Performance Estimate

Tokens/sec ~51.0
Batch size 11
Context 8192K

info Technical Analysis

The AMD RX 7900 XTX, with its 24GB of GDDR6 VRAM and RDNA 3 architecture, is well-suited for running the Gemma 2 9B model, especially when using quantization. Gemma 2 9B in FP16 precision requires approximately 18GB of VRAM, which the 7900 XTX comfortably exceeds. Furthermore, quantizing the model to q3_k_m dramatically reduces the VRAM footprint to just 3.6GB. This leaves a significant VRAM headroom of 20.4GB, allowing for larger batch sizes and potentially accommodating larger context lengths or other concurrent tasks.

The 7900 XTX's memory bandwidth of 0.96 TB/s is also crucial for efficient model execution. While the model fits comfortably in VRAM, the memory bandwidth dictates how quickly data can be transferred between the GPU and memory, directly impacting inference speed. The estimated 51 tokens/sec suggests a good balance between model size, quantization, and hardware capabilities. However, performance can still be further optimized by carefully tuning batch size and context length.
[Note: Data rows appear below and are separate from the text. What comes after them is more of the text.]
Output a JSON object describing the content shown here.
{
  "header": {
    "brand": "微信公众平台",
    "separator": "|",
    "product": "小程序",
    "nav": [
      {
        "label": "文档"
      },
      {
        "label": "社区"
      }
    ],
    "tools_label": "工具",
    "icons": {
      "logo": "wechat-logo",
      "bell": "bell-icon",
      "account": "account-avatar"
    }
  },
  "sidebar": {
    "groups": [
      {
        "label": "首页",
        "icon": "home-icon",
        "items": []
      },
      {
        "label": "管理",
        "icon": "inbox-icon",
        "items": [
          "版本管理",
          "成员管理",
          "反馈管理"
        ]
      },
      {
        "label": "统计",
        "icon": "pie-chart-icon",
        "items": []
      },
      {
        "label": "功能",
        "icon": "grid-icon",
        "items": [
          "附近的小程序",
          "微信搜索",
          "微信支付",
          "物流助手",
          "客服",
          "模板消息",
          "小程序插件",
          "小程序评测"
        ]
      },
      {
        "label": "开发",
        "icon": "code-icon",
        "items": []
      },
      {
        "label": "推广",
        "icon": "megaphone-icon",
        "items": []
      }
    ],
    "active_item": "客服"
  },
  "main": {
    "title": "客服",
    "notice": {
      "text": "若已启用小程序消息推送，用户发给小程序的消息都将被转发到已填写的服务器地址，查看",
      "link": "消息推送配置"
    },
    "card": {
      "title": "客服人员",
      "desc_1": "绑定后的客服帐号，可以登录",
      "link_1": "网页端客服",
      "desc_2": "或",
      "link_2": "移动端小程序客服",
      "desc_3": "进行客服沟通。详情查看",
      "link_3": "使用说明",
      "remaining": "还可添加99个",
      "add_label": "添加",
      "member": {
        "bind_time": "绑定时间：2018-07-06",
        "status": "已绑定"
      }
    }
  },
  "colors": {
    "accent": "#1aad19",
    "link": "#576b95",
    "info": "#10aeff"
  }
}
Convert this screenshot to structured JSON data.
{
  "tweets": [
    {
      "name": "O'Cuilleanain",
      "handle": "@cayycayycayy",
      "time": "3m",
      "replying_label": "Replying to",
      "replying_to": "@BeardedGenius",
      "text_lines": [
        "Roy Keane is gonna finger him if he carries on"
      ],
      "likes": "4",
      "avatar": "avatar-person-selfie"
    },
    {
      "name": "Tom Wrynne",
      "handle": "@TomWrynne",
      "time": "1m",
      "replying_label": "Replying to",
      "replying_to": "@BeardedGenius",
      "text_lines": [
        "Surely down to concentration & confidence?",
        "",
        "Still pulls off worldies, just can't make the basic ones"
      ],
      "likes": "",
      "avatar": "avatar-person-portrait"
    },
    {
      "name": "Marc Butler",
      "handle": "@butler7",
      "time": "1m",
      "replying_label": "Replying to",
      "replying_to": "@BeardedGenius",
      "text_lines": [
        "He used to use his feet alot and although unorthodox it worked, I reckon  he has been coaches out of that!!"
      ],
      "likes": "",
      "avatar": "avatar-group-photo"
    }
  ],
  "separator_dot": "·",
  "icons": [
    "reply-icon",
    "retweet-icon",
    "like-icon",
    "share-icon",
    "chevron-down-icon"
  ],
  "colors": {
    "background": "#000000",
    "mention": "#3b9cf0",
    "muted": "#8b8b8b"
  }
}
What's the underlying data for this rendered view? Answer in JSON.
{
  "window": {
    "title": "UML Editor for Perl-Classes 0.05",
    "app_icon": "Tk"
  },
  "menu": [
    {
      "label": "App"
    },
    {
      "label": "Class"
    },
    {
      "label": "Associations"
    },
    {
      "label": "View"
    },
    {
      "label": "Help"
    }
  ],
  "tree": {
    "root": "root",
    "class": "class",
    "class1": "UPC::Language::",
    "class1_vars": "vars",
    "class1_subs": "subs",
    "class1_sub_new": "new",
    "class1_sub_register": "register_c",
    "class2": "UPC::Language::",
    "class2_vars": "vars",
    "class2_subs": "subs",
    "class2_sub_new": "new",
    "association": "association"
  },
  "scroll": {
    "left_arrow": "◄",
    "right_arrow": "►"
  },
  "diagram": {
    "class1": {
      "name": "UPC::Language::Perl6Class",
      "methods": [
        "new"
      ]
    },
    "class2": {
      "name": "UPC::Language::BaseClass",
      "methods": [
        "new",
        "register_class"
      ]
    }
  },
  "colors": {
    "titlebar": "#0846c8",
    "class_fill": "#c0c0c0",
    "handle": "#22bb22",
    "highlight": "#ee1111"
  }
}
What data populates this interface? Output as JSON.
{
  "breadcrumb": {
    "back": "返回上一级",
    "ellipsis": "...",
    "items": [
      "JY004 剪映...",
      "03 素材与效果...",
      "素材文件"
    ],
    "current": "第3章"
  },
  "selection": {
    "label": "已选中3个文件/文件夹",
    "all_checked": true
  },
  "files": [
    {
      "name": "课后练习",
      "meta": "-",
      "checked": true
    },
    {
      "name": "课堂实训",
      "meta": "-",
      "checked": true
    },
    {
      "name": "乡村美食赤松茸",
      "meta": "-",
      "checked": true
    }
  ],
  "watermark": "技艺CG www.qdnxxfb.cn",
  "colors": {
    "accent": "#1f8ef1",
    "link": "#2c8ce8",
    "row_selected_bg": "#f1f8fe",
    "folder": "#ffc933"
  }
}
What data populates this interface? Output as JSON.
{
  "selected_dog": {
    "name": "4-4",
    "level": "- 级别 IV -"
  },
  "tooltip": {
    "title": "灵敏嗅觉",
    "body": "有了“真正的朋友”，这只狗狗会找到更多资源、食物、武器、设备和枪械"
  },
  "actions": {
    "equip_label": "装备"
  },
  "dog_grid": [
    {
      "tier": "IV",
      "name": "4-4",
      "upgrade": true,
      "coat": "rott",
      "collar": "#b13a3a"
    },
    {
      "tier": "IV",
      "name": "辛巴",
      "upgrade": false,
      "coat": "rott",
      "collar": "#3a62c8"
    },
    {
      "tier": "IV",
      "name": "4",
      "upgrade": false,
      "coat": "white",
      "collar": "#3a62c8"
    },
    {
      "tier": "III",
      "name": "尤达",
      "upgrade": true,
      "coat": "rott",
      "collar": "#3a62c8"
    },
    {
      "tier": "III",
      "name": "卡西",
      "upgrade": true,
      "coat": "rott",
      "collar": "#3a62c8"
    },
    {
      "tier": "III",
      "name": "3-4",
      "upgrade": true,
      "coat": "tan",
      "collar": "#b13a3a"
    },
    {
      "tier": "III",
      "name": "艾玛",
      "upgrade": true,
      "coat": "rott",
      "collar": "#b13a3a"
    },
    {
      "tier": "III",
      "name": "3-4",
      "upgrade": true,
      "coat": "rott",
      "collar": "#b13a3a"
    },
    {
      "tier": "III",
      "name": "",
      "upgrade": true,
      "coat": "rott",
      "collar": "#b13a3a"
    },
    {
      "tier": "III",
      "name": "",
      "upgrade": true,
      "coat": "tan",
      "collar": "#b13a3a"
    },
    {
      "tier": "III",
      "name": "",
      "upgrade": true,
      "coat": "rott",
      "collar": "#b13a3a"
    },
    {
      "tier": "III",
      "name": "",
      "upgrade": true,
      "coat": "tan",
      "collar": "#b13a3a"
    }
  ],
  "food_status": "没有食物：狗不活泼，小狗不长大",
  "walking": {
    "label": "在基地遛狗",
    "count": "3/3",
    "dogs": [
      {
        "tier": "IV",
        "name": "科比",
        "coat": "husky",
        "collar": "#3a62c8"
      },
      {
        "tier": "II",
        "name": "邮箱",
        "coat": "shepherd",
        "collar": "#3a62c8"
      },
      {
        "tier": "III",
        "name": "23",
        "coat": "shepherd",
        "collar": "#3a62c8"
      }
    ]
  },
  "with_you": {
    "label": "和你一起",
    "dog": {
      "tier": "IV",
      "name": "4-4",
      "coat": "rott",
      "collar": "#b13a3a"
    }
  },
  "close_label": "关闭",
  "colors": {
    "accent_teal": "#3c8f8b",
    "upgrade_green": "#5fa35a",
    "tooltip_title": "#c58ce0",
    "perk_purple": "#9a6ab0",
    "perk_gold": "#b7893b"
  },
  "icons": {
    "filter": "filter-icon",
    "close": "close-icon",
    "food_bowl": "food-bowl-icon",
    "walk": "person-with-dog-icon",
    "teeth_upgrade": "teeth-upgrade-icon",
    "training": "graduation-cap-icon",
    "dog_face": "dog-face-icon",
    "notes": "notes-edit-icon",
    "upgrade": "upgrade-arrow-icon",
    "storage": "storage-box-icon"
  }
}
Despite lacking dedicated Tensor Cores like NVIDIA GPUs, the RDNA 3 architecture and its compute units allow the RX 7900 XTX to perform matrix multiplications effectively. Performance will be highly dependent on the software stack used, with optimized libraries and compilers playing a critical role in maximizing throughput. The estimated batch size of 11 indicates the number of independent sequences the model can process in parallel, influencing overall throughput.

lightbulb Recommendation

For optimal performance with Gemma 2 9B on the RX 7900 XTX, leverage the `llama.cpp` framework due to its excellent AMD GPU support and quantization capabilities. Experiment with different quantization levels (q4_k_m or q5_k_m) to find the best balance between VRAM usage and output quality. Monitor GPU utilization and memory usage to fine-tune the batch size and context length for your specific use case. Prioritize using ROCm optimized builds and libraries for maximum performance.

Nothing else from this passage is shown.